Towards the middle, the group settled down to a lovely little fugue. But that wasn’t good enough for them. The fugue went haywire, the instruments making their own sounds, breaking up phrases, pouting instead of playing. At times, there was the feeling of Leos Janácek. Not in the music itself, but that the lines came close to human voices. And not very nice human voices either.

The ending was a quietude, perhaps a truce. Mr. Arditti told me later all the instruments except cello are supposed to leave the stage. “It was too dark here,” he laughed. “We would have fallen off the stage.” True, it does finish with cellist Lucas Fels repeating a phrase over and over again with longer and longer intervals before the ending note. Like the last guest, muttering some final words before going…….to…….sleep.


After the intermission, the late Conlon Nancarrow–known for his player piano works and his mathematical jazzy music–sounded almost easy. Nancarrow was largely ignored during his lifetime, and his renaissance has come mainly from the Arditti performances, which the composer had called “Unbelievable.”

This Third String Quartet (he didn’t write a “second”) consisted mainly of fugues and canons. But what fugues! What canons! The first movement was typical. The viola started one melody, the cello entered in time, but playing it twice as fast. The second violin now played the same line twice as fast as the cellist, and when first violin Irvine Arditti himself came in, bowing that original melody at lightning speed, one could only think of a non-Euclidean physicist’s equation showing anarchy and structure existing together. Like a Well-Tempered Clavier gone wild, the rest of the quartet proceeded with its fugues, each taking an eccentric (even sometimes a jazzy or tango rhythmic) turn, yet finishing with minimalist-style raindrops.

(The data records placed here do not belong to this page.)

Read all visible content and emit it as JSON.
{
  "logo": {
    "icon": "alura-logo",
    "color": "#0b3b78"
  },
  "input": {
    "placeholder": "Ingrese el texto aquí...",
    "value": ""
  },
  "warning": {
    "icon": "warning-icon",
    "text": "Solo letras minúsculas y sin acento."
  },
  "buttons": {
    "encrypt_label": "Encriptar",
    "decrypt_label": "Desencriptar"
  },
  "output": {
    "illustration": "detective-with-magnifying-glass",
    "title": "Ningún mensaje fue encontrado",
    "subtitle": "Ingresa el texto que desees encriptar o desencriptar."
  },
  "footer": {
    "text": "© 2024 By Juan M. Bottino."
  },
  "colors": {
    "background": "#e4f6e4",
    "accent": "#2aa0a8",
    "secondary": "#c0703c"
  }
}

The secret of Xenakis is to never read about a work before hearing it. Like looking at architectural blueprints (the composer was an architect), it will only confuse lines and symbols for the real structure. The real structure of Tetras (Greek for “four”) is that each of the nine sections has a totally different mood. I can’t say I understood it, but like great architecture, it sure was exciting. I loved the grand opening of glissandi and massive interactions. The second section was my favorite because Xenakis played Tom and Jerry with his instruments. It was a dictionary of cartoon noises, from flatulence to sneezes. Later, though, we had Xenakis the mystic with huge waves of sound pulsing from the auditorium, like an instrumental tsunami rushing from the stage to the enraptured audience.

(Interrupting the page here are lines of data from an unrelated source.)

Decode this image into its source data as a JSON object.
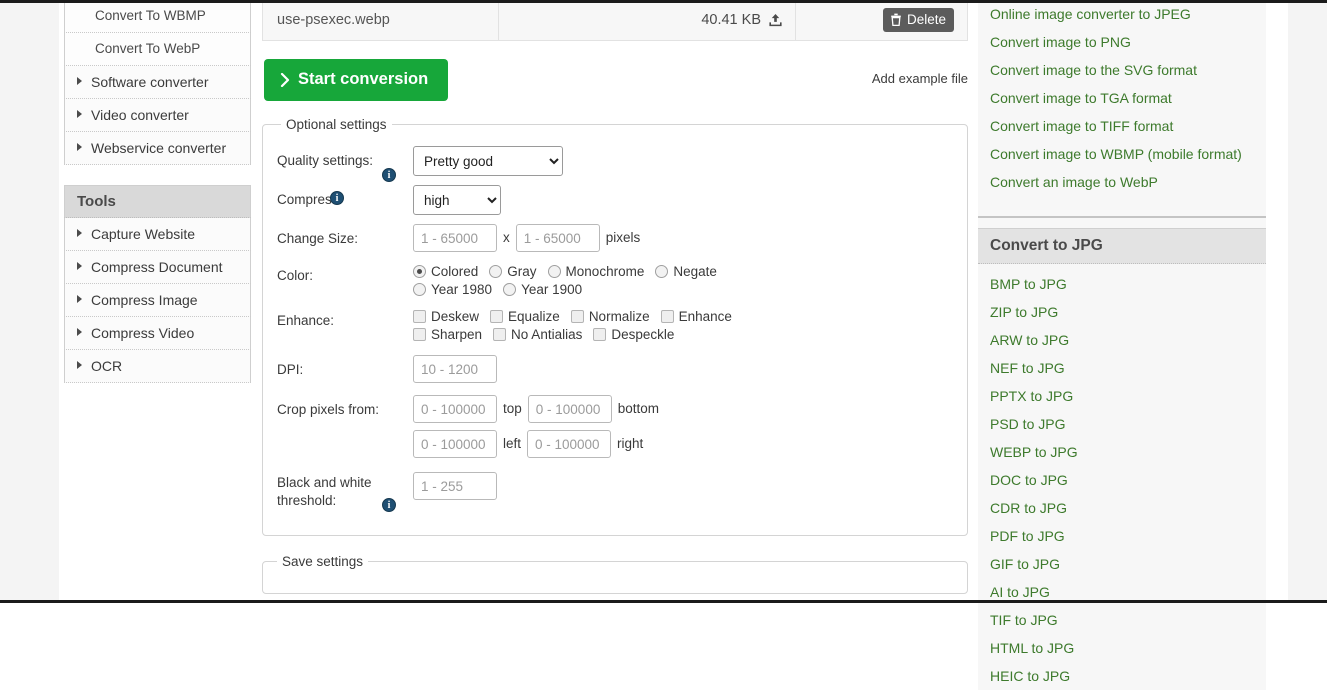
{
  "left_sidebar": {
    "converter_items": [
      {
        "label": "Convert To WBMP",
        "type": "sub"
      },
      {
        "label": "Convert To WebP",
        "type": "sub"
      },
      {
        "label": "Software converter",
        "type": "group"
      },
      {
        "label": "Video converter",
        "type": "group"
      },
      {
        "label": "Webservice converter",
        "type": "group"
      }
    ],
    "tools_header": "Tools",
    "tools_items": [
      {
        "label": "Capture Website"
      },
      {
        "label": "Compress Document"
      },
      {
        "label": "Compress Image"
      },
      {
        "label": "Compress Video"
      },
      {
        "label": "OCR"
      }
    ]
  },
  "file_row": {
    "name": "use-psexec.webp",
    "size": "40.41 KB",
    "upload_icon": "upload-icon",
    "delete_label": "Delete",
    "delete_icon": "trash-icon",
    "delete_bg": "#5c5c5c"
  },
  "actions": {
    "start_label": "Start conversion",
    "start_icon": "chevron-right-icon",
    "start_bg": "#17a73a",
    "add_example_label": "Add example file"
  },
  "optional_settings": {
    "legend": "Optional settings",
    "quality": {
      "label": "Quality settings:",
      "info_icon": "info-icon",
      "value": "Pretty good",
      "options": [
        "Pretty good"
      ]
    },
    "compress": {
      "label": "Compress:",
      "info_icon": "info-icon",
      "value": "high",
      "options": [
        "high"
      ]
    },
    "change_size": {
      "label": "Change Size:",
      "width_placeholder": "1 - 65000",
      "height_placeholder": "1 - 65000",
      "separator": "x",
      "unit": "pixels"
    },
    "color": {
      "label": "Color:",
      "options": [
        {
          "label": "Colored",
          "checked": true
        },
        {
          "label": "Gray",
          "checked": false
        },
        {
          "label": "Monochrome",
          "checked": false
        },
        {
          "label": "Negate",
          "checked": false
        },
        {
          "label": "Year 1980",
          "checked": false
        },
        {
          "label": "Year 1900",
          "checked": false
        }
      ]
    },
    "enhance": {
      "label": "Enhance:",
      "options": [
        {
          "label": "Deskew",
          "checked": false
        },
        {
          "label": "Equalize",
          "checked": false
        },
        {
          "label": "Normalize",
          "checked": false
        },
        {
          "label": "Enhance",
          "checked": false
        },
        {
          "label": "Sharpen",
          "checked": false
        },
        {
          "label": "No Antialias",
          "checked": false
        },
        {
          "label": "Despeckle",
          "checked": false
        }
      ]
    },
    "dpi": {
      "label": "DPI:",
      "placeholder": "10 - 1200"
    },
    "crop": {
      "label": "Crop pixels from:",
      "fields": [
        {
          "placeholder": "0 - 100000",
          "unit": "top"
        },
        {
          "placeholder": "0 - 100000",
          "unit": "bottom"
        },
        {
          "placeholder": "0 - 100000",
          "unit": "left"
        },
        {
          "placeholder": "0 - 100000",
          "unit": "right"
        }
      ]
    },
    "bw_threshold": {
      "label_line1": "Black and white",
      "label_line2": "threshold:",
      "info_icon": "info-icon",
      "placeholder": "1 - 255"
    }
  },
  "save_settings": {
    "legend": "Save settings"
  },
  "right_rail": {
    "top_links": [
      "Online image converter to JPEG",
      "Convert image to PNG",
      "Convert image to the SVG format",
      "Convert image to TGA format",
      "Convert image to TIFF format",
      "Convert image to WBMP (mobile format)",
      "Convert an image to WebP"
    ],
    "section_header": "Convert to JPG",
    "section_links": [
      "BMP to JPG",
      "ZIP to JPG",
      "ARW to JPG",
      "NEF to JPG",
      "PPTX to JPG",
      "PSD to JPG",
      "WEBP to JPG",
      "DOC to JPG",
      "CDR to JPG",
      "PDF to JPG",
      "GIF to JPG",
      "AI to JPG",
      "TIF to JPG",
      "HTML to JPG",
      "HEIC to JPG"
    ],
    "link_color": "#3d7a2c"
  }
}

Yet after the three works, one couldn’t feel so much for the composers as for this unimaginably exciting playing. Yes, now I would like to read the scores or descriptions of all three pieces by musicologists. Tonight, though, it was the revelation of four players who have a gestalt understanding of each piece they played, so even if our “understanding” was minimal, the Arditti String Quartet, overcoming almost impossible technical demands, played with a visceral energy an instinctive understanding and an infectious thrill.